In 1943, there were about 12,000 Jews living in Rome. The head of SIPO and SD, Obersturmbannfuhrer Herbert Kappler, demanded a ransom in exchange for leaving the Jews of Rome alone. The ransom was paid at the end of September, but Kappler had no plans to keep his share of the promise. On October 16, Kappler carried out raids all over Rome and about 1,000 Jews were arrested. These were put in a temporary assembly camp in a military school in central Rome. After a few days, the Jews were taken to the Tiburtina station in Rome from where they were deported by train to Auschwitz.
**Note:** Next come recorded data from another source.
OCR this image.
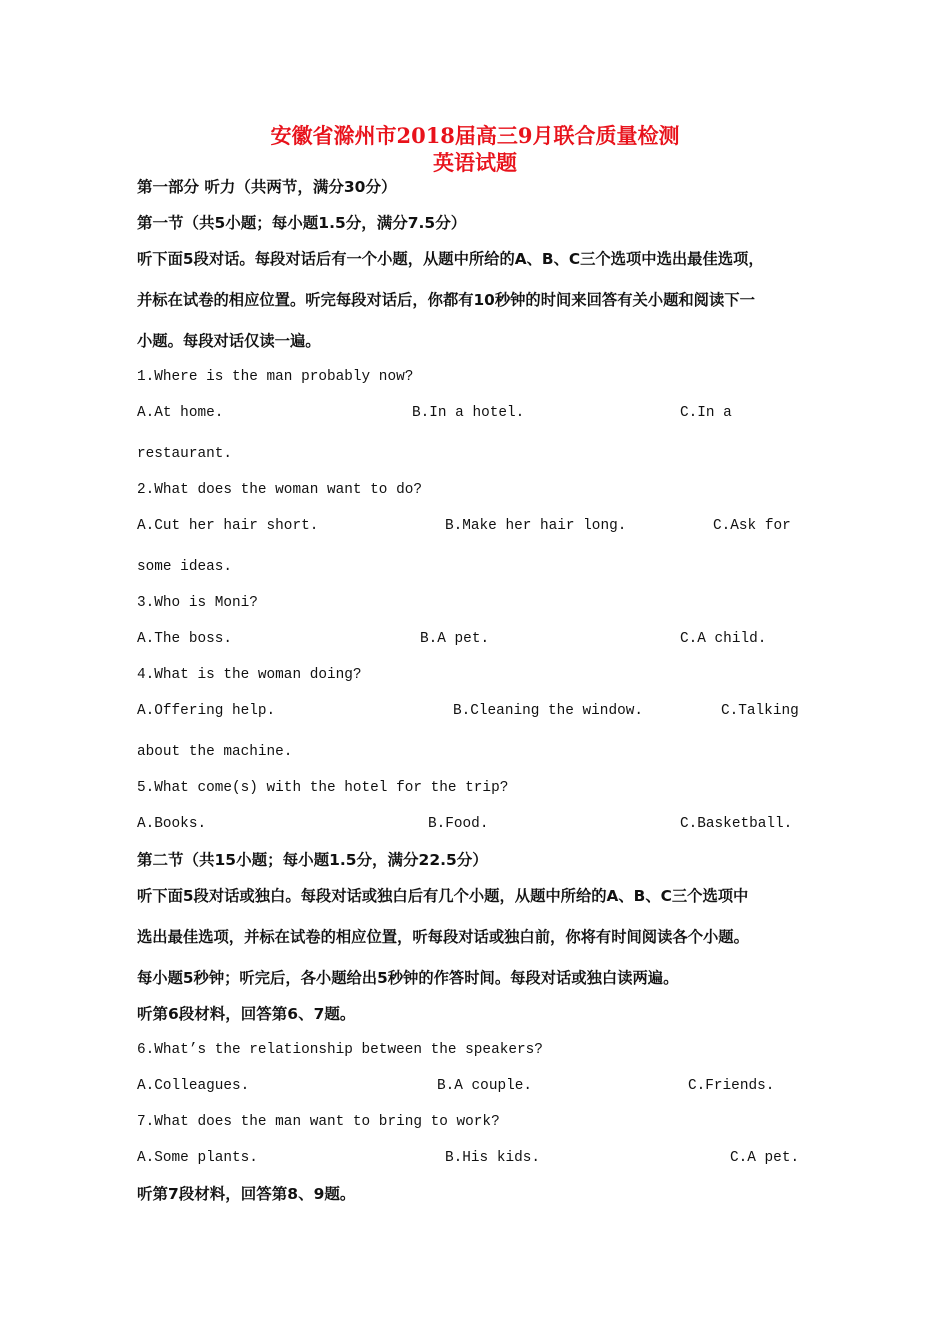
安徽省滁州市2018届高三9月联合质量检测
英语试题
第一部分 听力（共两节，满分30分）
第一节（共5小题；每小题1.5分，满分7.5分）
听下面5段对话。每段对话后有一个小题，从题中所给的A、B、C三个选项中选出最佳选项，
并标在试卷的相应位置。听完每段对话后，你都有10秒钟的时间来回答有关小题和阅读下一
小题。每段对话仅读一遍。
1.Where is the man probably now?
A.At home.	B.In a hotel.	C.In a
restaurant.
2.What does the woman want to do?
A.Cut her hair short.	B.Make her hair long.	C.Ask for
some ideas.
3.Who is Moni?
A.The boss.	B.A pet.	C.A child.
4.What is the woman doing?
A.Offering help.	B.Cleaning the window.	C.Talking
about the machine.
5.What come(s) with the hotel for the trip?
A.Books.	B.Food.	C.Basketball.
第二节（共15小题；每小题1.5分，满分22.5分）
听下面5段对话或独白。每段对话或独白后有几个小题，从题中所给的A、B、C三个选项中
选出最佳选项，并标在试卷的相应位置，听每段对话或独白前，你将有时间阅读各个小题。
每小题5秒钟；听完后，各小题给出5秒钟的作答时间。每段对话或独白读两遍。
听第6段材料，回答第6、7题。
6.What’s the relationship between the speakers?
A.Colleagues.	B.A couple.	C.Friends.
7.What does the man want to bring to work?
A.Some plants.	B.His kids.	C.A pet.
听第7段材料，回答第8、9题。
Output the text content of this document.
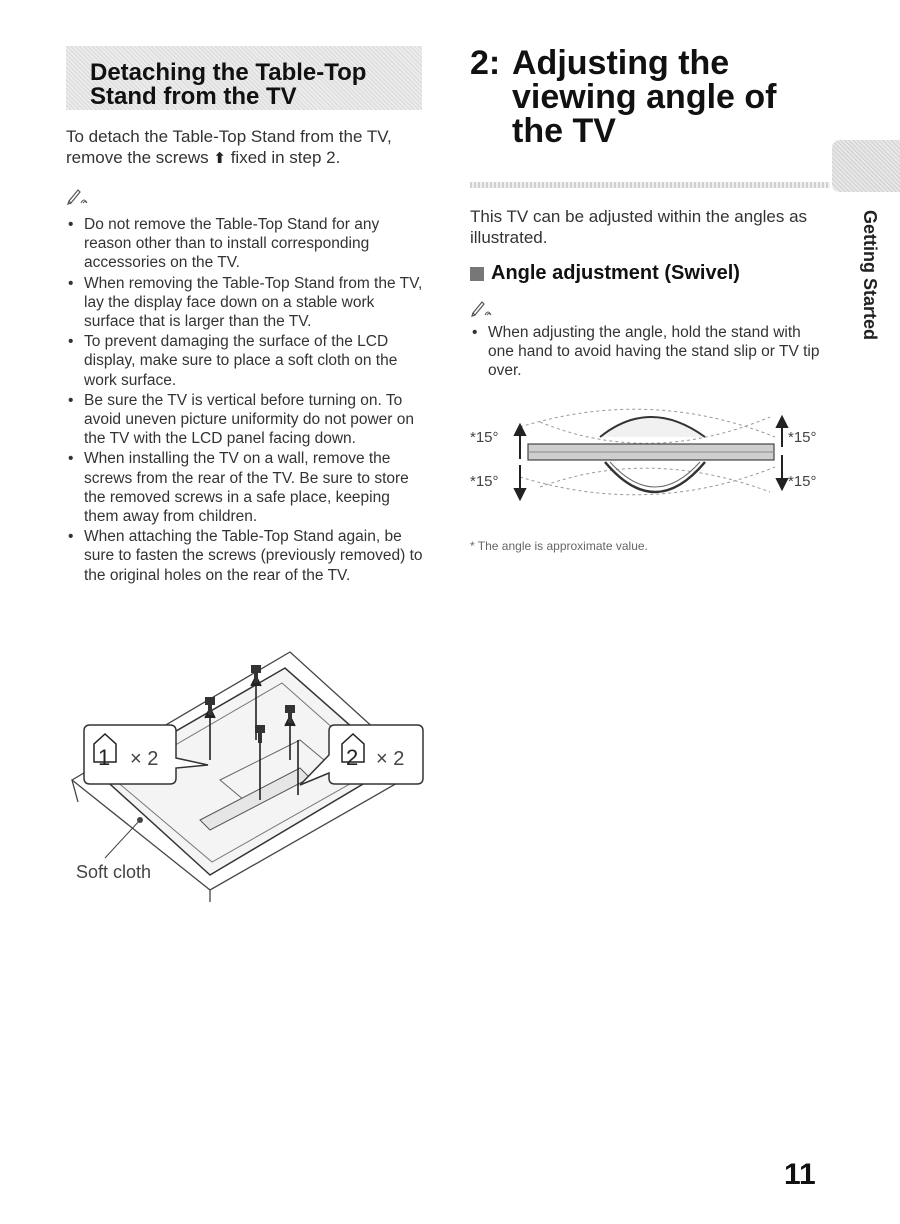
Detaching the Table-Top
Stand from the TV
To detach the Table-Top Stand from the TV, remove the screws ⬆︎ fixed in step 2.
• Do not remove the Table-Top Stand for any reason other than to install corresponding accessories on the TV.
• When removing the Table-Top Stand from the TV, lay the display face down on a stable work surface that is larger than the TV.
• To prevent damaging the surface of the LCD display, make sure to place a soft cloth on the work surface.
• Be sure the TV is vertical before turning on. To avoid uneven picture uniformity do not power on the TV with the LCD panel facing down.
• When installing the TV on a wall, remove the screws from the rear of the TV. Be sure to store the removed screws in a safe place, keeping them away from children.
• When attaching the Table-Top Stand again, be sure to fasten the screws (previously removed) to the original holes on the rear of the TV.
1 × 2	2 × 2
Soft cloth
2: Adjusting the
viewing angle of
the TV
This TV can be adjusted within the angles as illustrated.
Angle adjustment (Swivel)
• When adjusting the angle, hold the stand with one hand to avoid having the stand slip or TV tip over.
*15°
*15°
*15°
*15°
* The angle is approximate value.
Getting Started
11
Subsequent raids meant that another 800 Jews were arrested and deported to Auschwitz.

The fact that no more Jews were arrested was partly due to the fact that the Italian police did not participate in the raids and that several Jews fled to the Vatican in central Rome. The Germans did not eat them because the Vatican was an independent state whose sovereignty the Germans did not dare to challenge. Add to that that the italians were generally against the Germans’ treatment of the jews, which meant that the germans had to do everything themselves without the help of local authorities and bodies. This meant that about 10,000 of Rome’s Jews survived. Rome was liberated by troops on June 4.
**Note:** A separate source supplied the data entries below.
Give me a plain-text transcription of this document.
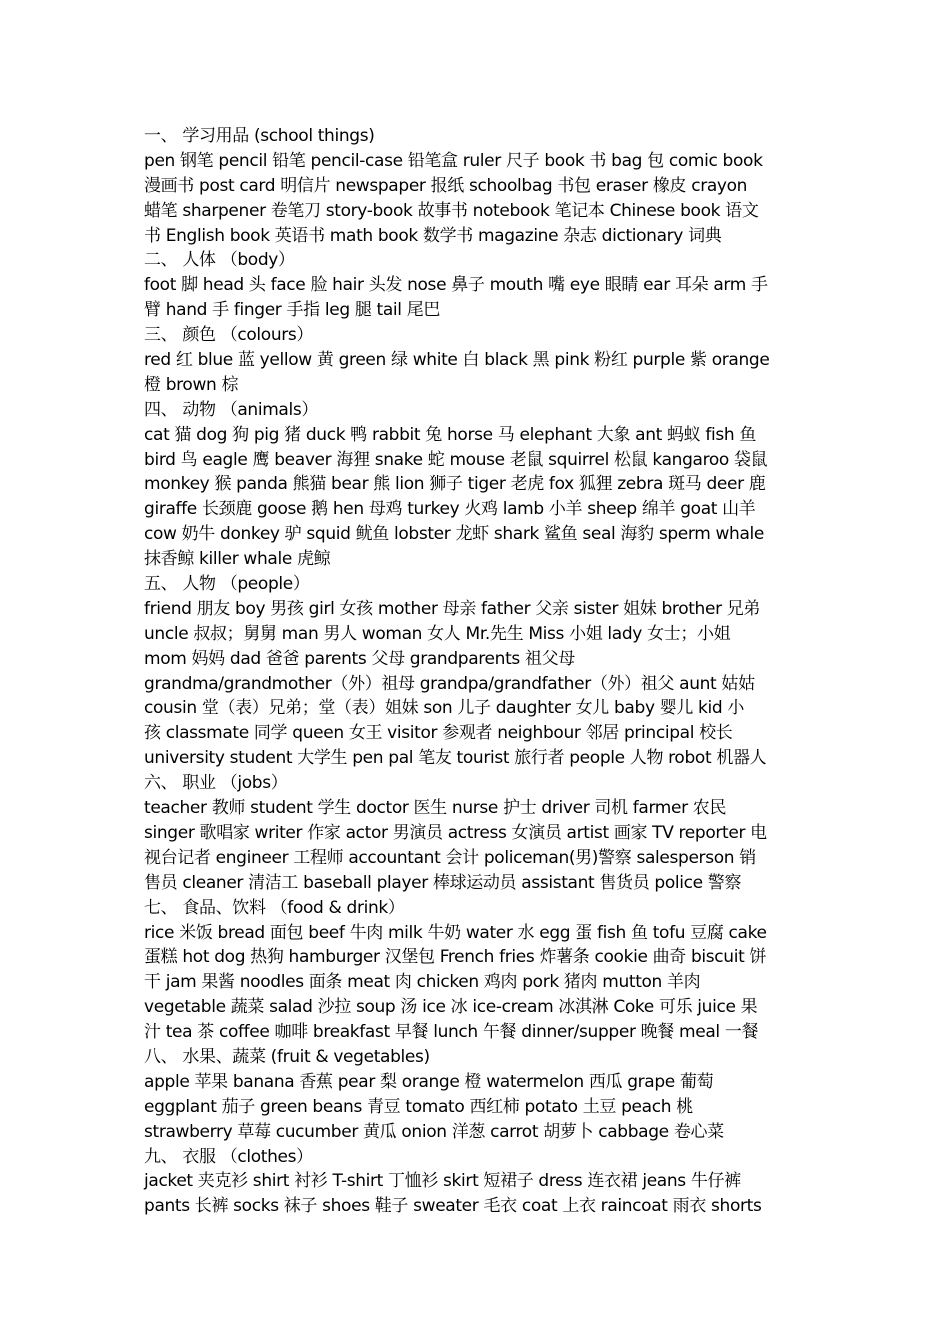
一、 学习用品 (school things)
pen 钢笔 pencil 铅笔 pencil-case 铅笔盒 ruler 尺子 book 书 bag 包 comic book
漫画书 post card 明信片 newspaper 报纸 schoolbag 书包 eraser 橡皮 crayon
蜡笔 sharpener 卷笔刀 story-book 故事书 notebook 笔记本 Chinese book 语文
书 English book 英语书 math book 数学书 magazine 杂志 dictionary 词典
二、 人体 （body）
foot 脚 head 头 face 脸 hair 头发 nose 鼻子 mouth 嘴 eye 眼睛 ear 耳朵 arm 手
臂 hand 手 finger 手指 leg 腿 tail 尾巴
三、 颜色 （colours）
red 红 blue 蓝 yellow 黄 green 绿 white 白 black 黑 pink 粉红 purple 紫 orange
橙 brown 棕
四、 动物 （animals）
cat 猫 dog 狗 pig 猪 duck 鸭 rabbit 兔 horse 马 elephant 大象 ant 蚂蚁 fish 鱼
bird 鸟 eagle 鹰 beaver 海狸 snake 蛇 mouse 老鼠 squirrel 松鼠 kangaroo 袋鼠
monkey 猴 panda 熊猫 bear 熊 lion 狮子 tiger 老虎 fox 狐狸 zebra 斑马 deer 鹿
giraffe 长颈鹿 goose 鹅 hen 母鸡 turkey 火鸡 lamb 小羊 sheep 绵羊 goat 山羊
cow 奶牛 donkey 驴 squid 鱿鱼 lobster 龙虾 shark 鲨鱼 seal 海豹 sperm whale
抹香鲸 killer whale 虎鲸
五、 人物 （people）
friend 朋友 boy 男孩 girl 女孩 mother 母亲 father 父亲 sister 姐妹 brother 兄弟
uncle 叔叔；舅舅 man 男人 woman 女人 Mr.先生 Miss 小姐 lady 女士；小姐
mom 妈妈 dad 爸爸 parents 父母 grandparents 祖父母
grandma/grandmother（外）祖母 grandpa/grandfather（外）祖父 aunt 姑姑
cousin 堂（表）兄弟；堂（表）姐妹 son 儿子 daughter 女儿 baby 婴儿 kid 小
孩 classmate 同学 queen 女王 visitor 参观者 neighbour 邻居 principal 校长
university student 大学生 pen pal 笔友 tourist 旅行者 people 人物 robot 机器人
六、 职业 （jobs）
teacher 教师 student 学生 doctor 医生 nurse 护士 driver 司机 farmer 农民
singer 歌唱家 writer 作家 actor 男演员 actress 女演员 artist 画家 TV reporter 电
视台记者 engineer 工程师 accountant 会计 policeman(男)警察 salesperson 销
售员 cleaner 清洁工 baseball player 棒球运动员 assistant 售货员 police 警察
七、 食品、饮料 （food & drink）
rice 米饭 bread 面包 beef 牛肉 milk 牛奶 water 水 egg 蛋 fish 鱼 tofu 豆腐 cake
蛋糕 hot dog 热狗 hamburger 汉堡包 French fries 炸薯条 cookie 曲奇 biscuit 饼
干 jam 果酱 noodles 面条 meat 肉 chicken 鸡肉 pork 猪肉 mutton 羊肉
vegetable 蔬菜 salad 沙拉 soup 汤 ice 冰 ice-cream 冰淇淋 Coke 可乐 juice 果
汁 tea 茶 coffee 咖啡 breakfast 早餐 lunch 午餐 dinner/supper 晚餐 meal 一餐
八、 水果、蔬菜 (fruit & vegetables)
apple 苹果 banana 香蕉 pear 梨 orange 橙 watermelon 西瓜 grape 葡萄
eggplant 茄子 green beans 青豆 tomato 西红柿 potato 土豆 peach 桃
strawberry 草莓 cucumber 黄瓜 onion 洋葱 carrot 胡萝卜 cabbage 卷心菜
九、 衣服 （clothes）
jacket 夹克衫 shirt 衬衫 T-shirt 丁恤衫 skirt 短裙子 dress 连衣裙 jeans 牛仔裤
pants 长裤 socks 袜子 shoes 鞋子 sweater 毛衣 coat 上衣 raincoat 雨衣 shorts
As in other western European countries, no ghetto was established in Rome. The ghettos were established in Eastern Europe between 1939 and 1943 when they were systematically dismantled and the inhabitants were sent to some concentration camp or murdered. In Rome, however, there was an ancient Jewish ghetto that existed in various forms between 1555 and 1888. This was the last ghetto in Europe to exist before the Germans reintroduced the ghettos in 1939. Although the ghetto after 1888 no longer existed, it had a Jewish character and when the Germans in October 1943 began their raids, the former ghetto was a priority objective.

Current status: Preserved with memorial tablets (2018).
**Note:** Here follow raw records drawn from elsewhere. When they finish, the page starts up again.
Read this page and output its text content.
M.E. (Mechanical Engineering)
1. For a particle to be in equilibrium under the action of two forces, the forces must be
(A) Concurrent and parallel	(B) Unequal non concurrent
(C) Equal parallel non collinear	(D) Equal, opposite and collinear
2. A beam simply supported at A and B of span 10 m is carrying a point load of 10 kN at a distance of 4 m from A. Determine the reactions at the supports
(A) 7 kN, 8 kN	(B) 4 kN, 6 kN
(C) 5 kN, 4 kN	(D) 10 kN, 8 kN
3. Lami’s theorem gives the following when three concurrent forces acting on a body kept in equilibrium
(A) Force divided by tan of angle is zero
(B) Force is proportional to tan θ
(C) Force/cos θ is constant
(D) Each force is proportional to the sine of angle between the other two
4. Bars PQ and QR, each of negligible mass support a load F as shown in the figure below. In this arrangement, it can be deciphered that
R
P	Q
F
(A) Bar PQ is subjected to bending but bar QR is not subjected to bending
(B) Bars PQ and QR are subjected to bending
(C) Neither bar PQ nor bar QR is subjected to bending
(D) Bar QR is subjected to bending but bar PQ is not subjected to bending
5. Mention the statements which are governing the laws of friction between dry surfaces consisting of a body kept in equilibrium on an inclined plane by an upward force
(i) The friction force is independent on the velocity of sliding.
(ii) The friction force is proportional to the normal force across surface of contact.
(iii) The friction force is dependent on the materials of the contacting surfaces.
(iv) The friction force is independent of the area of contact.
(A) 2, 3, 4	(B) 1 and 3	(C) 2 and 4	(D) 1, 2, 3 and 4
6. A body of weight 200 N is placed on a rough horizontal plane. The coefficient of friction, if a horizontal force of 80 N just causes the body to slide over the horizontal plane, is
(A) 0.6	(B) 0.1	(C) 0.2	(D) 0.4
Address: Via del Portico dĀ“Ottavia, 00186 Rom.

Get there: Bus to Piazza Venezia

My comment:

The Jewish character of the ghetto remains and there are several Jewish cafes and restaurants and a synagogue. Incidentally, a cozy neighborhood with small alleys and streets. A bit outside the ghetto and along the Tiber is the military school that served as a temporary gathering camp for the Jews arrested. It remains and on the facade there is a memorial plaque. At the station Tiburtina, there was at least before it was rebuilt in 2011 a memorial plaque of the deportations. I let it be unsaid how it looks after the rebuild, I found no one when I was there in 2018 and I have not managed to get any info on this.

Follow up in books: De Felice, Renzo: The Jews in Fascist Italy: A History (2001).